Genomic Data from Multiple Data Sets: Methods, Pros, and Cons

Genomic data from multiple data sets: Methods, pros, and cons

Monday, May 11, 2015

Jane Costello Ph.D., Duke University

 

Description

In understanding the cause of many diseases, the search for genes has moved from the identification of rare high-risk variants to that of common low-risk variants. The size of samples required for adequate power has correspondingly increased. In the study of gene by environment interaction (G-E) models of disease risk, pooling data from different completed or ongoing studies is viewed as a time- and cost-effective alternative to the conduct of large, new investigations designed to collect detailed phenotypic and “envirotypic” information. Unfortunately, attempts to pull together cases from existing data sets have faced significant challenges to date, in part because studies lack consistent rules and methods making diagnoses and for defining environmental risk.

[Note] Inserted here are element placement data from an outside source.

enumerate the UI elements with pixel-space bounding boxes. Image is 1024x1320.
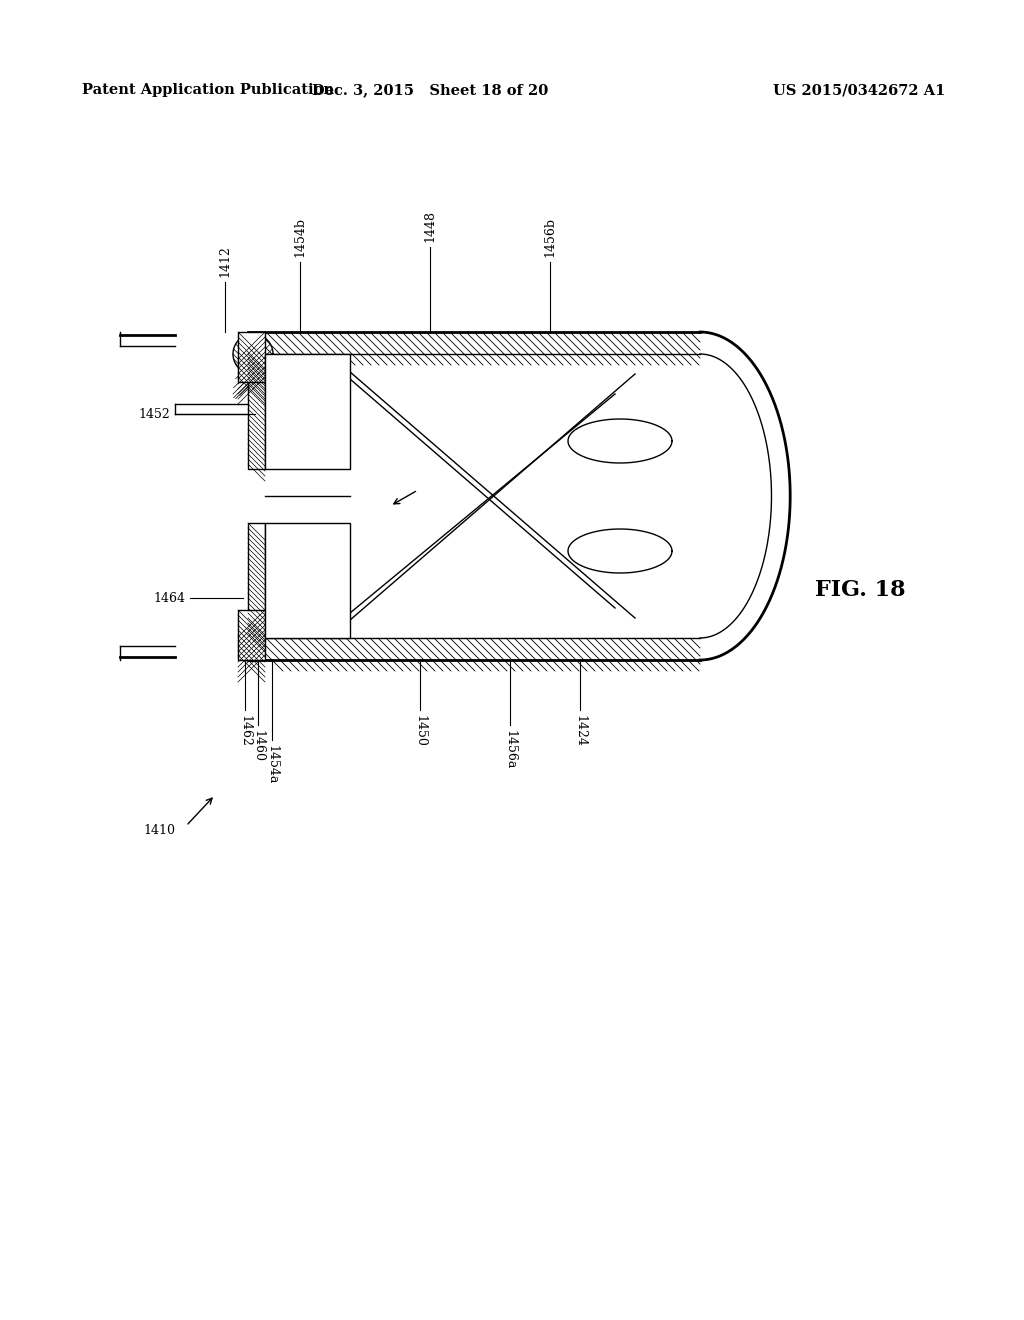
Bar [265, 523, 350, 638]
Text: 1454b: 1454b [294, 216, 306, 257]
Text: 1462: 1462 [239, 715, 252, 747]
Text: 1452: 1452 [138, 408, 170, 421]
Text: 1456b: 1456b [544, 216, 556, 257]
Bar [265, 354, 350, 469]
Text: 1456a: 1456a [504, 730, 516, 770]
Bar [238, 610, 265, 660]
Text: 1410: 1410 [143, 824, 175, 837]
Text: FIG. 18: FIG. 18 [815, 579, 905, 601]
Bar [248, 354, 265, 469]
Text: 1464: 1464 [153, 591, 185, 605]
Text: 1448: 1448 [424, 210, 436, 242]
Text: 1412: 1412 [218, 246, 231, 277]
Text: 1454a: 1454a [265, 744, 279, 784]
Text: US 2015/0342672 A1: US 2015/0342672 A1 [773, 83, 945, 96]
Text: 1450: 1450 [414, 715, 427, 747]
Text: Dec. 3, 2015   Sheet 18 of 20: Dec. 3, 2015 Sheet 18 of 20 [312, 83, 548, 96]
Bar [238, 333, 265, 381]
Bar [248, 523, 265, 638]
Text: 1460: 1460 [252, 730, 264, 762]
Text: 1424: 1424 [573, 715, 587, 747]
Text: Patent Application Publication: Patent Application Publication [82, 83, 334, 96]
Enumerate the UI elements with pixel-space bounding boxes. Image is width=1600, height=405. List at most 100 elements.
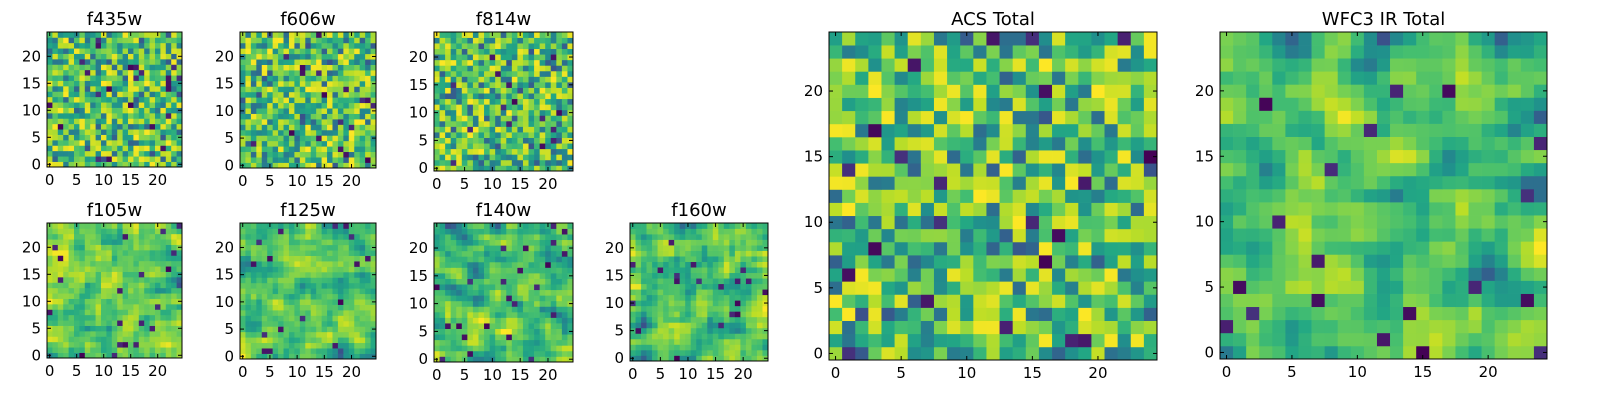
- heatmap-cell: [300, 299, 306, 305]
- heatmap-cell: [267, 267, 273, 273]
- heatmap-cell: [478, 279, 484, 285]
- heatmap-cell: [495, 132, 501, 138]
- heatmap-cell: [327, 288, 333, 294]
- heatmap-cell: [467, 279, 473, 285]
- heatmap-cell: [473, 160, 479, 166]
- heatmap-cell: [751, 229, 757, 235]
- heatmap-cell: [674, 295, 680, 301]
- heatmap-cell: [440, 229, 446, 235]
- heatmap-cell: [440, 273, 446, 279]
- heatmap-cell: [1039, 321, 1052, 334]
- heatmap-cell: [117, 255, 123, 261]
- heatmap-cell: [729, 262, 735, 268]
- heatmap-cell: [278, 114, 284, 120]
- heatmap-cell: [166, 299, 172, 305]
- heatmap-cell: [52, 162, 58, 168]
- heatmap-cell: [506, 149, 512, 155]
- heatmap-cell: [534, 301, 540, 307]
- heatmap-cell: [757, 273, 763, 279]
- heatmap-cell: [562, 256, 568, 262]
- heatmap-cell: [327, 70, 333, 76]
- heatmap-cell: [112, 91, 118, 97]
- heatmap-cell: [322, 326, 328, 332]
- heatmap-cell: [360, 283, 366, 289]
- heatmap-cell: [262, 234, 268, 240]
- heatmap-cell: [691, 229, 697, 235]
- heatmap-cell: [371, 37, 377, 43]
- heatmap-cell: [262, 294, 268, 300]
- heatmap-cell: [691, 289, 697, 295]
- heatmap-cell: [545, 149, 551, 155]
- heatmap-cell: [284, 97, 290, 103]
- heatmap-cell: [456, 160, 462, 166]
- heatmap-cell: [445, 334, 451, 340]
- heatmap-cell: [128, 336, 134, 342]
- heatmap-cell: [556, 334, 562, 340]
- heatmap-cell: [718, 300, 724, 306]
- heatmap-cell: [349, 70, 355, 76]
- heatmap-cell: [495, 245, 501, 251]
- heatmap-cell: [155, 151, 161, 157]
- heatmap-cell: [934, 347, 947, 360]
- heatmap-cell: [512, 82, 518, 88]
- heatmap-cell: [177, 32, 183, 38]
- y-tick-label: 10: [215, 102, 234, 120]
- heatmap-cell: [240, 332, 246, 338]
- heatmap-cell: [117, 64, 123, 70]
- heatmap-cell: [556, 154, 562, 160]
- heatmap-cell: [294, 310, 300, 316]
- heatmap-cell: [160, 151, 166, 157]
- heatmap-cell: [123, 255, 129, 261]
- heatmap-cell: [562, 267, 568, 273]
- heatmap-cell: [501, 138, 507, 144]
- heatmap-cell: [473, 115, 479, 121]
- heatmap-cell: [256, 152, 262, 158]
- heatmap-cell: [155, 129, 161, 135]
- heatmap-cell: [52, 91, 58, 97]
- heatmap-cell: [647, 273, 653, 279]
- heatmap-cell: [746, 328, 752, 334]
- heatmap-cell: [343, 315, 349, 321]
- heatmap-cell: [316, 305, 322, 311]
- heatmap-cell: [868, 321, 881, 334]
- heatmap-cell: [300, 288, 306, 294]
- heatmap-cell: [305, 86, 311, 92]
- heatmap-cell: [311, 283, 317, 289]
- heatmap-cell: [473, 345, 479, 351]
- heatmap-cell: [540, 60, 546, 66]
- heatmap-cell: [707, 278, 713, 284]
- heatmap-cell: [150, 113, 156, 119]
- heatmap-cell: [512, 312, 518, 318]
- heatmap-cell: [365, 305, 371, 311]
- heatmap-cell: [133, 288, 139, 294]
- heatmap-cell: [663, 229, 669, 235]
- heatmap-cell: [674, 311, 680, 317]
- heatmap-cell: [166, 228, 172, 234]
- heatmap-cell: [669, 273, 675, 279]
- heatmap-cell: [150, 129, 156, 135]
- heatmap-cell: [636, 333, 642, 339]
- heatmap-cell: [63, 59, 69, 65]
- heatmap-cell: [495, 54, 501, 60]
- heatmap-cell: [262, 245, 268, 251]
- heatmap-cell: [523, 165, 529, 171]
- heatmap-cell: [123, 54, 129, 60]
- heatmap-cell: [451, 43, 457, 49]
- heatmap-cell: [473, 245, 479, 251]
- heatmap-cell: [445, 132, 451, 138]
- heatmap-cell: [934, 216, 947, 229]
- heatmap-cell: [90, 293, 96, 299]
- heatmap-cell: [144, 336, 150, 342]
- heatmap-cell: [316, 277, 322, 283]
- heatmap-cell: [133, 97, 139, 103]
- heatmap-cell: [273, 81, 279, 87]
- heatmap-cell: [652, 223, 658, 229]
- heatmap-cell: [349, 294, 355, 300]
- heatmap-cell: [371, 228, 377, 234]
- heatmap-cell: [495, 99, 501, 105]
- heatmap-cell: [101, 342, 107, 348]
- heatmap-cell: [74, 277, 80, 283]
- heatmap-cell: [150, 48, 156, 54]
- heatmap-cell: [128, 245, 134, 251]
- heatmap-cell: [534, 71, 540, 77]
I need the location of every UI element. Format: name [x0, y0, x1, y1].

Our project sought to develop and test a new methodology for pooling data from studies that used different measures to assess the same or similar constructs. In the present investigation, data was pooled from the National Longitudinal Study of Adolescent Health (Add Health), Great Smoky Mountains Study (GSMS), and Child Development Project (CDP) data sets. The proposed data harmonization methodology involved the creation of a calibration data set, in which two or more measures of the same or similar constructs, obtained from the same participants, are compared and the scores on each measure are mapped onto the other. Calibration samples may be internal to the primary samples of scientific interest (if both measures were used in an existing data set), or may be external (obtained de novo); our work involved both types of samples. We hope our investigation will provide an important tool for research across many areas of genomic research.